In the Anglican Church of St. Paul’s, the Asante were not the only exiles in the congregation, for they often sat with King Mwanga of Buganda and King Kabalega of Bunyoro, both from modern-day Uganda.


Indeed, at various times, the British also sent political prisoners from Egypt, Palestine, Zanzibar, the Maldives, Malaysia, and Cyprus to Seychelles, which was known as a “prison without bars,” as its isolation made the perfect location, from the British point of view, to put troublesome opponents.


The years went by, and Prempeh dreamt of home.


In 1918, he wrote to King George V and pleaded to be allowed to return.


“Consider how wretched I am, for I was being taken prisoner… for now 22 years, and now how miserable to see that father, mother, brother, and nearly three quarters of the chiefs are dead. The remaining quarter, some are blind, some worn out with old age, and the rest being attacked by diverse diseases,” Prempeh wrote.
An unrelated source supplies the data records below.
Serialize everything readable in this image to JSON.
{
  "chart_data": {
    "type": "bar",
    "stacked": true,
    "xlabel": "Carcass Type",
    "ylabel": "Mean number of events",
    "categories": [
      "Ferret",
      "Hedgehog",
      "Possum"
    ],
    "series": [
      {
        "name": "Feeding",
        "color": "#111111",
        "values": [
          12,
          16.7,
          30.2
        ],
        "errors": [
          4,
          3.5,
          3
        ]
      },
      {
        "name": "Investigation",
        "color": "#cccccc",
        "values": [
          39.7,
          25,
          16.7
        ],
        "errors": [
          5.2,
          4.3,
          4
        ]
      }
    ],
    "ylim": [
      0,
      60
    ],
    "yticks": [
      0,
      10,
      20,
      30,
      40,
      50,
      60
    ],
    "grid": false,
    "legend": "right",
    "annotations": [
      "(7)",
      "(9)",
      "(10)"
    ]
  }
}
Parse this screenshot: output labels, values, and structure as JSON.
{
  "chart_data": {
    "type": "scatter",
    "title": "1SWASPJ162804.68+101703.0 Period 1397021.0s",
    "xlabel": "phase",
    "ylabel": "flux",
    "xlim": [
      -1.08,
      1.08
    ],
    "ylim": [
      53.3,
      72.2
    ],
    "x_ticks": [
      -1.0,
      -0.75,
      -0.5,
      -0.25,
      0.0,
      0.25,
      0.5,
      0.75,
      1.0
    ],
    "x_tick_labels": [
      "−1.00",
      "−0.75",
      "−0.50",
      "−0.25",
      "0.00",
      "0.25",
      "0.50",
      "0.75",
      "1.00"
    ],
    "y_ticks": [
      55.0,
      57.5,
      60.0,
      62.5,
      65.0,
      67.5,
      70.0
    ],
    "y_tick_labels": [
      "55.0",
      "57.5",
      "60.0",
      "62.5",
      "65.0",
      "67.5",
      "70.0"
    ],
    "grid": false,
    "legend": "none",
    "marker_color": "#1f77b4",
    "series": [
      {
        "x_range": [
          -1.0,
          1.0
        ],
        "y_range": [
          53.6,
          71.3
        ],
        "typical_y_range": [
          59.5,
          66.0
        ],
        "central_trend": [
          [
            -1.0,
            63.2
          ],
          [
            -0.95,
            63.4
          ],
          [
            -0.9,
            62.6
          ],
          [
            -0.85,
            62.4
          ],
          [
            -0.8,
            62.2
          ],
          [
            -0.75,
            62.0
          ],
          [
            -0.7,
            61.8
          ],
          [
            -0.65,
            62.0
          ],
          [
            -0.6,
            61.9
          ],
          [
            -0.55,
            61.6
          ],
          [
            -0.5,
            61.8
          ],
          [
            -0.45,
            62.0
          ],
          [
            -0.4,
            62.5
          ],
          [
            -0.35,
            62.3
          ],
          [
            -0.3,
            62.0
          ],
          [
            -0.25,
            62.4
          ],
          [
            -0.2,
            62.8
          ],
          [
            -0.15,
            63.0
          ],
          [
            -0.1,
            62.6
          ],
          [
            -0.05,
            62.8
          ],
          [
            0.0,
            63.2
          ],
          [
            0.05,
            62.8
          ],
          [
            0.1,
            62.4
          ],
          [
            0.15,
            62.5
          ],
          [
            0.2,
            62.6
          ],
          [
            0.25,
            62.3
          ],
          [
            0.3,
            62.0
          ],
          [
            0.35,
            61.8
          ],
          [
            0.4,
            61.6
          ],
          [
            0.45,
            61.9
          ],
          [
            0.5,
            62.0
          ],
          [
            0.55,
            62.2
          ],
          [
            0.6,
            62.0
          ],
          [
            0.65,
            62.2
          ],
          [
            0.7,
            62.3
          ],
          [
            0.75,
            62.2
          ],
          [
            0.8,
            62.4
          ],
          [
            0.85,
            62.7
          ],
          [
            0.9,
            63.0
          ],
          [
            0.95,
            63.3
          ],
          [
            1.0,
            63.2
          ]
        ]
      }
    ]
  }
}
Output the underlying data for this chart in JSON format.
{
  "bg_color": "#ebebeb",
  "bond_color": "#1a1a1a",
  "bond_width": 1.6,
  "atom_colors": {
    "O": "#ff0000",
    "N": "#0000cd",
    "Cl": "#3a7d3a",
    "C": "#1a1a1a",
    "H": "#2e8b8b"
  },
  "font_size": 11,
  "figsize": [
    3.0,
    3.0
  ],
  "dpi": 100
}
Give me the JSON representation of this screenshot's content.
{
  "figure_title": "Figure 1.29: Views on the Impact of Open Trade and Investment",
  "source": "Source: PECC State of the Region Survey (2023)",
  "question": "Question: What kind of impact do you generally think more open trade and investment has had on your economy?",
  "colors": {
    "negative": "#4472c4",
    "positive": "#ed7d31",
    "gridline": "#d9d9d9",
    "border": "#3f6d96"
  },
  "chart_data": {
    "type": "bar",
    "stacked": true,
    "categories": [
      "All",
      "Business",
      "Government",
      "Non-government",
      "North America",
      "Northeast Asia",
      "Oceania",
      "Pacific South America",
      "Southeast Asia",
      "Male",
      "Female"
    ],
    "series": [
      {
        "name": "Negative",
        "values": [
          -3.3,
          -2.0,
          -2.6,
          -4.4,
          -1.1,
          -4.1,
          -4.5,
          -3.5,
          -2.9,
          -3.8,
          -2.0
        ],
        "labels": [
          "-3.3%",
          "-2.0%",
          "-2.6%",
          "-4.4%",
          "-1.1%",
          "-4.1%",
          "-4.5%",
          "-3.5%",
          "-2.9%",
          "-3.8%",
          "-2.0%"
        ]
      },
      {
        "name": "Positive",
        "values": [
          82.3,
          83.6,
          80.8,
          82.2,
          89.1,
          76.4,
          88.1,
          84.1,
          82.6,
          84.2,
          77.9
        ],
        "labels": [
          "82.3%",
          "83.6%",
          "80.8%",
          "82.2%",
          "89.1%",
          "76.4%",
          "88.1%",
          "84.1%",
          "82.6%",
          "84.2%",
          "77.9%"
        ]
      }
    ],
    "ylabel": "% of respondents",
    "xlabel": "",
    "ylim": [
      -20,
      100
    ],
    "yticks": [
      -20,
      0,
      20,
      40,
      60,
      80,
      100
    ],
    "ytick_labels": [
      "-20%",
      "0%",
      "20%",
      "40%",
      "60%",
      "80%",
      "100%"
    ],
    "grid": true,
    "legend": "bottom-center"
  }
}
A few years later, the British, perhaps aware that Prempeh’s potential death in exile could bring political problems in Asante, finally relented.


In November 1924, Prempeh traveled by ship back to West Africa with some 50 Asante companions, most of whom had been born in Seychelles.


“We who do not know him are more than anxious to see his face,” withrote a prominent local newspaper, The Gold Coast Leader.